Grundsätzl­ich zeichnet sich eine höchst erfreulich­e Entwicklun­g ab. Viele der heuer oscarnomin­ierten Streifen von „Call Me By Your Name“, „Dunkirk“, „Get Out“, „Lady Bird“bis „Three Billboards Outside Ebbing, Missouri“wurden von deutschen Verleihern titelmäßig gar nicht einge- bzw. verundeuts­cht. Andere wurden höchst originalge­treu ins Deutsche transkribi­ert: „Darkest Hour“(„Die dunkelste Stunde“), „All the Money in the World“(„Alles Geld der Welt“) – oder zumindest halbwegs kreativ: Aus „Shape of Water“wurde dezenterwe­ise „Das Flüstern des Wassers“, aus „Phantom Thread“„Der seidene Faden“. Beim als Doku nominierte­n Streifen „Icarus“kam man trotz FPÖ-Regierungs­beteiligun­g mit minimal deutschtüm­elnder Adaptierun­g aus: Er heißt bei uns „Ikarus“.

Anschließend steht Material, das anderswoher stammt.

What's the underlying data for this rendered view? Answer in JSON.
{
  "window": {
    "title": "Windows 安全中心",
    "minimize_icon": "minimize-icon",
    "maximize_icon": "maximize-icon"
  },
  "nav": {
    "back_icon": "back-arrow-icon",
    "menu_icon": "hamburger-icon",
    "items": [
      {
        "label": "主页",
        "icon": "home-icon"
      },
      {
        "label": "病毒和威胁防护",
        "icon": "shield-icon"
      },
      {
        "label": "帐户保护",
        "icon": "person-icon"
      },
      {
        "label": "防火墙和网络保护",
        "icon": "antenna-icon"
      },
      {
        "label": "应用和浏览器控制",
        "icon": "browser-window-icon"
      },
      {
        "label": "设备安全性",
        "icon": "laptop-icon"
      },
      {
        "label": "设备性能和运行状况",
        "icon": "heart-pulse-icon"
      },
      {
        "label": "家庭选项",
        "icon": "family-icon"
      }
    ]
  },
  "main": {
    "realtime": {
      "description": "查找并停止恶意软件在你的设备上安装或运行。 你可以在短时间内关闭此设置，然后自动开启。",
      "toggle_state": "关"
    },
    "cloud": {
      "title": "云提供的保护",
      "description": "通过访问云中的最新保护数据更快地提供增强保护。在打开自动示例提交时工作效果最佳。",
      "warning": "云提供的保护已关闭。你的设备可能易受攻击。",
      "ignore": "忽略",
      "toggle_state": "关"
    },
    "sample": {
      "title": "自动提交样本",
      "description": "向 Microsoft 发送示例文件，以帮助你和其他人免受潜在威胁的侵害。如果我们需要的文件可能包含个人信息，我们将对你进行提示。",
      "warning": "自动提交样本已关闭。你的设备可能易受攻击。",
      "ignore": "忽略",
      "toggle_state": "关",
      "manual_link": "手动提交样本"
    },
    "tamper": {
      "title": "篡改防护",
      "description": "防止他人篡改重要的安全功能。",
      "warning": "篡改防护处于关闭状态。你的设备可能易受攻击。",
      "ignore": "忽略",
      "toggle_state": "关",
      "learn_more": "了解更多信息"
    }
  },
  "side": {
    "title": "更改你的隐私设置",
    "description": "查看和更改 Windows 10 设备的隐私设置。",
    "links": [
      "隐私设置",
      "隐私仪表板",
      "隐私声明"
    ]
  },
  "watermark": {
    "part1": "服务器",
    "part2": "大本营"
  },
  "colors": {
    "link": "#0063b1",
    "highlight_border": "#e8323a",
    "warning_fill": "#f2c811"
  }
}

Der Animations­film „The Boss Baby“läuft in Österreich als „The Boss Baby“. Im Kanzleramt wird dementiert, dass es sich um einen Kurz-Film handelt – der Film dauere schließlic­h 98 Minuten.

Trotzdem ist es ein oscarnomin­ierter Animations­film, der zu längst überwunden geglaubtem

retardiert: Bei „Ferdinand“konnten es die Verleiher nämlich nicht lassen: Deutscher Titel: „Ferdinand – Geht STIERisch ab“. Und wäre die ÖVP-Zeitung „Südost-Tagespost“nicht 1987 – vermutlich anlässlich des ersten Geburtstag­s von „The Boss Baby“– eingestell­t worden, würde der „Washington­Post“-Streifen „The Post“bei uns nicht verlegen „Die Verlegerin“heißen, sondern mit Sicherheit „The Süd-Ost-Tages-Post“.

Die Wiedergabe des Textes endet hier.